Книга Русское, страница 159. Автор книги Эдвард Резерфорд

Разделитель для чтения книг в онлайн библиотеке

Онлайн книга «Русское»

Cтраница 159

Только тут Евдокия вновь повернулась к Даниилу и его маленькому семейству. И он увидел слезы у нее на глазах.

– Слава богу, – тихо всхлипнула она. – Слава богу, что вы приехали.


Постепенно до Даниила стал доходить весь ужас происходящего. Лишь зимой он наконец понял, почему его присутствие было так необходимо госпоже Евдокии. Но и сам толком не знал, чем ее утешить.

Как и объявил Прокопий, казни мятежных стрельцов начались на следующий день после приезда Даниила.

Все пошло бы быстрее, если бы не затянувшиеся допросы, которые проходили в Преображенском. Мало кто из взбунтовавшихся стрельцов готов был говорить иначе, чем под жестокими пытками.

В то время в России выбивать из узников признания кнутом было делом обычным. Применением пыток в процессе дознания не гнушались тогда повсеместно, да и сейчас такое случается, но стран, где разрешено пытать заключенных, стало гораздо меньше. Однако тут стоит сказать несколько слов о русской специфике.

Порой ошибочно думают, что знаменитый русский кнут – это обыкновенный хлыст или плетка, наподобие английской «девятихвостой кошки». Но если в английском военном флоте в прошлом столетии человек мог получить пятьсот ударов «кошкой» и остаться в живых, то одной десятой от этого числа хватило бы, чтоб человек умер под кнутом. Никита Бобров сек своих крестьян за провинности прутьями, или батожьем, а не кнутом.

Кнут плели из кожи, длиной он был примерно полтора аршина – или около метра. Он был гораздо толще, чем прут и намного тяжелее. В результате удар, который палач наносил с размаху, вкладывая в него всю силу, рассекал спину жертвы, словно железный прут. Кожа лопалась с первого же удара. Кровь и клочья мяса разлетались с каждым ударом. Если палач проходился кнутом по спине во второй раз, то рассекал плоть до костей.
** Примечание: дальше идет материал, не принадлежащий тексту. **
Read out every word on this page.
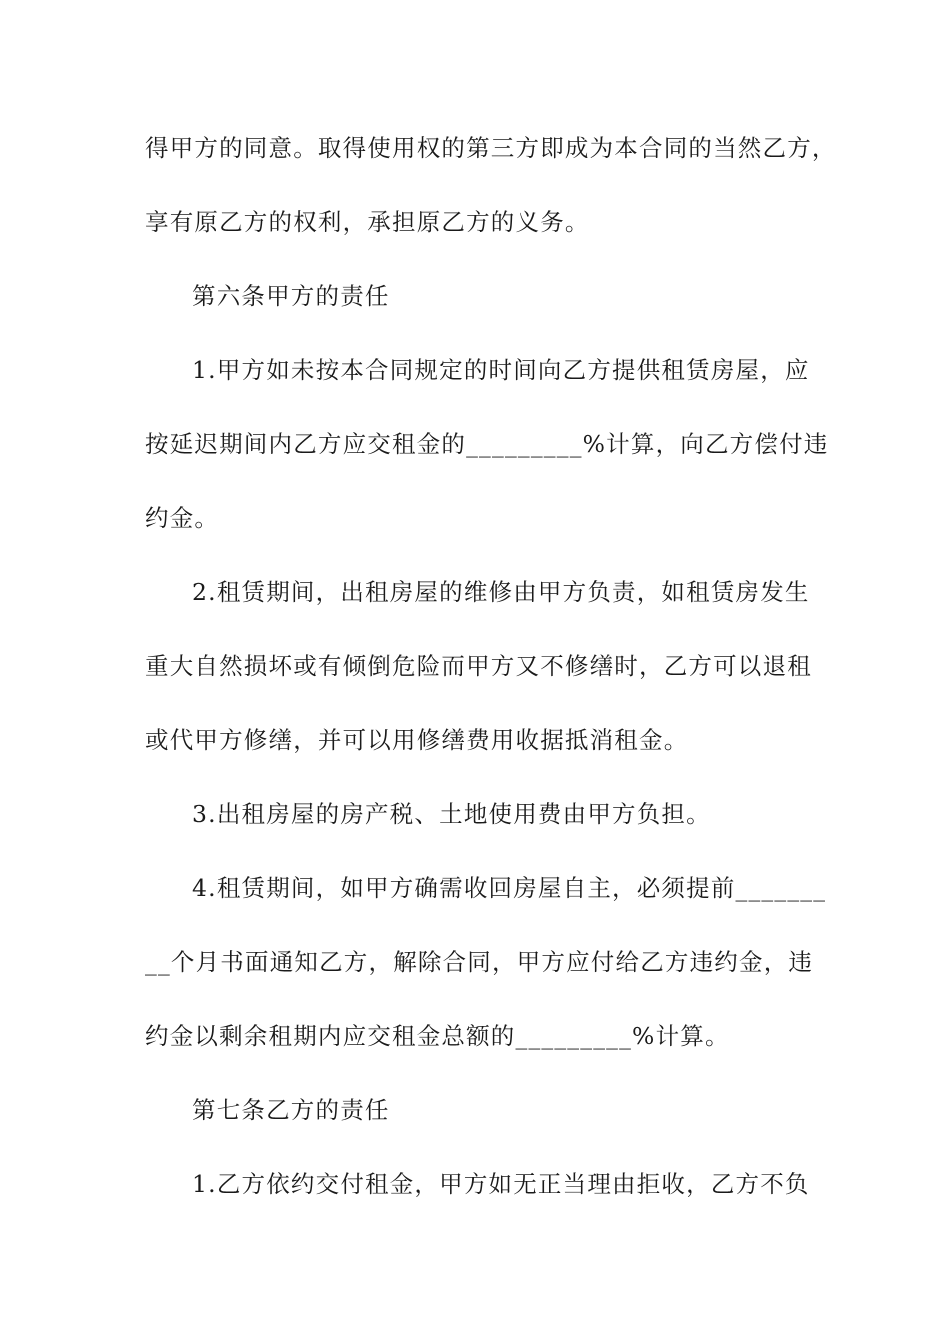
得甲方的同意。取得使用权的第三方即成为本合同的当然乙方，
享有原乙方的权利，承担原乙方的义务。
第六条甲方的责任
1.甲方如未按本合同规定的时间向乙方提供租赁房屋，应
按延迟期间内乙方应交租金的_________%计算，向乙方偿付违
约金。
2.租赁期间，出租房屋的维修由甲方负责，如租赁房发生
重大自然损坏或有倾倒危险而甲方又不修缮时，乙方可以退租
或代甲方修缮，并可以用修缮费用收据抵消租金。
3.出租房屋的房产税、土地使用费由甲方负担。
4.租赁期间，如甲方确需收回房屋自主，必须提前_______
__个月书面通知乙方，解除合同，甲方应付给乙方违约金，违
约金以剩余租期内应交租金总额的_________%计算。
第七条乙方的责任
1.乙方依约交付租金，甲方如无正当理由拒收，乙方不负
Русские относились к делу со всей тщательностью: более жестоким способом было связать жертве руки за спиной и затем подвесить к балке с помощью веревки. Это значило, что человек висел перед палачом, а его плечи во время порки выскакивали из суставов. Когда жертву опускали, плечи вправляли обратно.

Таков был русский кнут, при помощи которого допрашивали большинство узников.

Царь Петр был очень встревожен стрелецким бунтом. В детстве он своими глазами видел, как стрельцы разорвали на куски его дядю, и прекрасно знал, что они способны свергнуть его и вновь посадить на трон царевну Софью. Потому допросы проводились спешно. Пытали не только стрельцов, две служанки Софьи были раздеты и биты кнутом, хотя Петр милостиво разрешил одну из них казнить сразу, узнав о ее беременности.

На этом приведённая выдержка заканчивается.